MEDFORD, Ore. —  Experts say it’s not if but when the “big one” will hit… and nature won’t wait for you to be ready.

“In the end, it’s the individual who’s in charge of themselves and they have to be prepared,” he said.

The catastrophic Cascadia earthquake, which will leave the ground shaking for up to five minutes and cost an estimated 32 billion in economic damages, is expected to hit Oregon and other western states at any point.

“No 1-5, no 100, bridges, and poorly constructed buildings will come down,” said Prof. Eric Dittmer, Southern Oregon University.

But with new legislation passing in the U.S. House Wednesday, we may be steps closer to improving our preparedness as a state and country.

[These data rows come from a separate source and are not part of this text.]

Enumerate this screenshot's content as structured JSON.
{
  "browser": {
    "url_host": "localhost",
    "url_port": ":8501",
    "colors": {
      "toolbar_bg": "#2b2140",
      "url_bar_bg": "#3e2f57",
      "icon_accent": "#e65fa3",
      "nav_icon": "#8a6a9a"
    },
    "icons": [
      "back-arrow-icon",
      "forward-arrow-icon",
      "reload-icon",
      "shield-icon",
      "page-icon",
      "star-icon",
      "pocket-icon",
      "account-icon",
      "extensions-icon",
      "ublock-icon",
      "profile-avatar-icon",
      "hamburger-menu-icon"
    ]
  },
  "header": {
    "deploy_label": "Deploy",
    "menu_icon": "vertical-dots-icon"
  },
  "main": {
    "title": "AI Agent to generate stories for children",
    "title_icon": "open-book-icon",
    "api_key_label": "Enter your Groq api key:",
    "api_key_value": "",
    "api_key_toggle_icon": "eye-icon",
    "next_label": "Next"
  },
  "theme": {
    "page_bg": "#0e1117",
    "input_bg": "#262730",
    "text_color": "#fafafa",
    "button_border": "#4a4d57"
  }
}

“Kicking in additional money will accelerate the number of seismometers, which will make the alert much more reliable sooner,” said Cavallaro.

Cavallaro is referring to Oregon’s early earthquake warning system, also known as ShakeAlert, which can notify the public a few seconds to a few minutes before an earthquake hits.

But he says it’s still in its early development stages and is only available to those who are a part of the pilot program.

“Technology just isn’t there yet, the bandwidth isn’t there yet to notify millions of people at once… millions of cell phones,” he said.

Cavallaro says the rupture, which would be the largest natural hazard event in the history of our country isn’t something to take lightly.

“A couple of months of water and food is not excessive,” he said. “We’re at the bottom of the state and sometimes we’re at the bottom of the priority list.”

It’s why he and many others are hopeful the new legislation will make a significant impact.

“It’s better to be prepared and no earthquake than having an earthquake and not being prepared,” said Prof. Dittmer.

“We sort of have a road map… we just need a few more years to work it out. Hopefully, nature will cooperate and Cascadia will wait for us,” said Cavallaro.

The bill now heads to the Senate.

If it passes there, it heads to the President’s desk for signature.